Voyage of Time starts with a young girl standing in a factory lot, staring at the sky (“Dear child, you will always be moving forward in time”), then explores the mysteries of existence where science and faith meet in astonishment. Malick depicts the universe as if seen through a microscope of the imagination. Supernal images of bacteria, galaxies, deserts, geysers, volcanos, a plenitude of wildlife like Noah must have witnessed, give way to marine creatures, primates climbing down from trees, and then mankind. (“When did dust become life? From out of nothing, the beginning. Out of nothing: you,” narrates Brad Pitt in the Tree of Life father’s poetic voice.)
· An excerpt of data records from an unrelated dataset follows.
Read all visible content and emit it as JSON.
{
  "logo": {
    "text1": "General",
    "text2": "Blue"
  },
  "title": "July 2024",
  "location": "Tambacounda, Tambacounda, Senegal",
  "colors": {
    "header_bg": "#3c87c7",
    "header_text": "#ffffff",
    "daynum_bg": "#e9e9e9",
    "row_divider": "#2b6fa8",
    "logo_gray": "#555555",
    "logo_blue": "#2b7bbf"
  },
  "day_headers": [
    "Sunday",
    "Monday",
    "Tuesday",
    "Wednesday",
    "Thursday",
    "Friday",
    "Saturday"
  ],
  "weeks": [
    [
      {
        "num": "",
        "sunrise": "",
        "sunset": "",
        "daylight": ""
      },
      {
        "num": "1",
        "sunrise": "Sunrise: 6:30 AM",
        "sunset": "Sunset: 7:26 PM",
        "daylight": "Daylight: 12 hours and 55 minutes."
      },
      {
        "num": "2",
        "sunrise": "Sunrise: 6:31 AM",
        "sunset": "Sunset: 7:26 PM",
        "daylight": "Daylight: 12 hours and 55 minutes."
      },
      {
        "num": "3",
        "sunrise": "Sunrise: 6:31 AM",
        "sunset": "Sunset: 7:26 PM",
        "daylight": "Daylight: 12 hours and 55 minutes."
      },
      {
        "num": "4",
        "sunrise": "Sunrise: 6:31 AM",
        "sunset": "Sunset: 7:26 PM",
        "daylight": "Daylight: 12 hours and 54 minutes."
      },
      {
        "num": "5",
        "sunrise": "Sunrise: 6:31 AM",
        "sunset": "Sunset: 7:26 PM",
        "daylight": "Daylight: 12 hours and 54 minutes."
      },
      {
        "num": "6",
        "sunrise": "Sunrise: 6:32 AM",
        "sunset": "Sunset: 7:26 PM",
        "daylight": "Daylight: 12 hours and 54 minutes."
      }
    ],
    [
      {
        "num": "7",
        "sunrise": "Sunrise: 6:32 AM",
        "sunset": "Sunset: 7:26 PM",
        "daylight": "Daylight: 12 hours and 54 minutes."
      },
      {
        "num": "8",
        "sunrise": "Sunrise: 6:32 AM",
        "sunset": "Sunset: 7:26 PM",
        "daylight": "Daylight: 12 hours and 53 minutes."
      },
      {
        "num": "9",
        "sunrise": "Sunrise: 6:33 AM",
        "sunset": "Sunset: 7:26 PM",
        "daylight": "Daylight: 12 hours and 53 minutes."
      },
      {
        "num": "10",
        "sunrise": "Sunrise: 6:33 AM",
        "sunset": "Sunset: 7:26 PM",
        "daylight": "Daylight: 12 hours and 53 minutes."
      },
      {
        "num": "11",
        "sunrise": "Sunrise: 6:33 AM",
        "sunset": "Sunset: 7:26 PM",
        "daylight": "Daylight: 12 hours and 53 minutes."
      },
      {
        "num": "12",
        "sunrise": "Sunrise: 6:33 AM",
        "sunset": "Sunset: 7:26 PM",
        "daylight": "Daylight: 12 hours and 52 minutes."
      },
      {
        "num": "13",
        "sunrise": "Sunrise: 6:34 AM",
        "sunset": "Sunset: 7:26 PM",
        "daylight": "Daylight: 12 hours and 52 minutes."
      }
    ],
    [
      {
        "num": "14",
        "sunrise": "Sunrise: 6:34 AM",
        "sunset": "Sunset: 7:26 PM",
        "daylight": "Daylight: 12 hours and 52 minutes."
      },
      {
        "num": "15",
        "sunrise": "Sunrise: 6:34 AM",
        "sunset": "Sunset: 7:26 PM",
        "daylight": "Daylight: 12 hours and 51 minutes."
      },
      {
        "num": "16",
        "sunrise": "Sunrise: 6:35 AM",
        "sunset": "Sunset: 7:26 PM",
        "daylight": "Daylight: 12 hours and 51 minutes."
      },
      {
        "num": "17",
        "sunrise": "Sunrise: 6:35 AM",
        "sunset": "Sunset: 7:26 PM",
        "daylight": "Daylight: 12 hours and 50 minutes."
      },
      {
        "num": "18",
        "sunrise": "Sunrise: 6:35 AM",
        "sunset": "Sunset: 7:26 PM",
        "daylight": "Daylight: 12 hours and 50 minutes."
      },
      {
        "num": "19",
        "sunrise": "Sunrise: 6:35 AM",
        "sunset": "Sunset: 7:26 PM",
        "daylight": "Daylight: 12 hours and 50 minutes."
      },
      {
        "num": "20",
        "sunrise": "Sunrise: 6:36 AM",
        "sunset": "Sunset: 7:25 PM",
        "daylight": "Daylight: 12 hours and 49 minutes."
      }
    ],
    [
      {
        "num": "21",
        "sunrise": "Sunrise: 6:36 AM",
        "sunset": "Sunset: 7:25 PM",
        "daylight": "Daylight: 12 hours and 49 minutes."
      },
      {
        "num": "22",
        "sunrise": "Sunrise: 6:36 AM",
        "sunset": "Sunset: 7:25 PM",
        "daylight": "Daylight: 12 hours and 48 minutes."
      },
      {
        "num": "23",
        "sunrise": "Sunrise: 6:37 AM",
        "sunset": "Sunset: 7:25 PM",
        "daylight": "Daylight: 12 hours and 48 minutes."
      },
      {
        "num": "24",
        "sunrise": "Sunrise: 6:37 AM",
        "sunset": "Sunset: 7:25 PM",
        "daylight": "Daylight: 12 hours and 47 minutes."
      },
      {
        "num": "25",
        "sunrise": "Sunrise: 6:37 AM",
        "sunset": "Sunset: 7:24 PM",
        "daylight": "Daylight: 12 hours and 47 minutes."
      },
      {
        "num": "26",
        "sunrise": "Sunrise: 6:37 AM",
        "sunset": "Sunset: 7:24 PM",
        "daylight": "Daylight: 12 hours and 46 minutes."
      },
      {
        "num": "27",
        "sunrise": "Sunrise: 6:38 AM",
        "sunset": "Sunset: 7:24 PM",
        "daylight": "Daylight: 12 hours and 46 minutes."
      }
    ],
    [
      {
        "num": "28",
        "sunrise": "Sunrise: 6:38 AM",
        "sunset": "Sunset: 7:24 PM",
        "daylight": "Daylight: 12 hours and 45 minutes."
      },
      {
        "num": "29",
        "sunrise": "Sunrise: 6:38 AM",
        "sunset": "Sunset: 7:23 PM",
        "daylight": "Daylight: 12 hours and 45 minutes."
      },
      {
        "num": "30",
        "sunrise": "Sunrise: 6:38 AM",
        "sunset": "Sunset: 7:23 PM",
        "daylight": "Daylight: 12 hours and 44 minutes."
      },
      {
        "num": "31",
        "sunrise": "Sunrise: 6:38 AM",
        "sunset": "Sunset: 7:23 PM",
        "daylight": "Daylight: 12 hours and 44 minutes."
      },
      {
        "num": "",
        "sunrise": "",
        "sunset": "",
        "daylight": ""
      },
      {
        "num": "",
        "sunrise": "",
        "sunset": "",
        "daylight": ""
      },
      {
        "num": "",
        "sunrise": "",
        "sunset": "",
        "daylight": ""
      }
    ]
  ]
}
Malick the animist moves into abstraction, like Kubrick’s 2001: A Space Odyssey F/X, but he ends with amazement, like Godard’s late spiritual films. And this isn’t just IMAX novelty. Wise filmmakers have pursued this path before. I can best convey the magnitude of Malick’s short by saying it visualizes Richard Bennett’s awe-inspiring monologue in Orson Welles’s The Magnificent Ambersons: “It must be in the sun. There wasn’t anything here in the first place. The earth came out of the sun, man came out of the earth . . . ” Malick brings cinema back to its phenomenological beginning.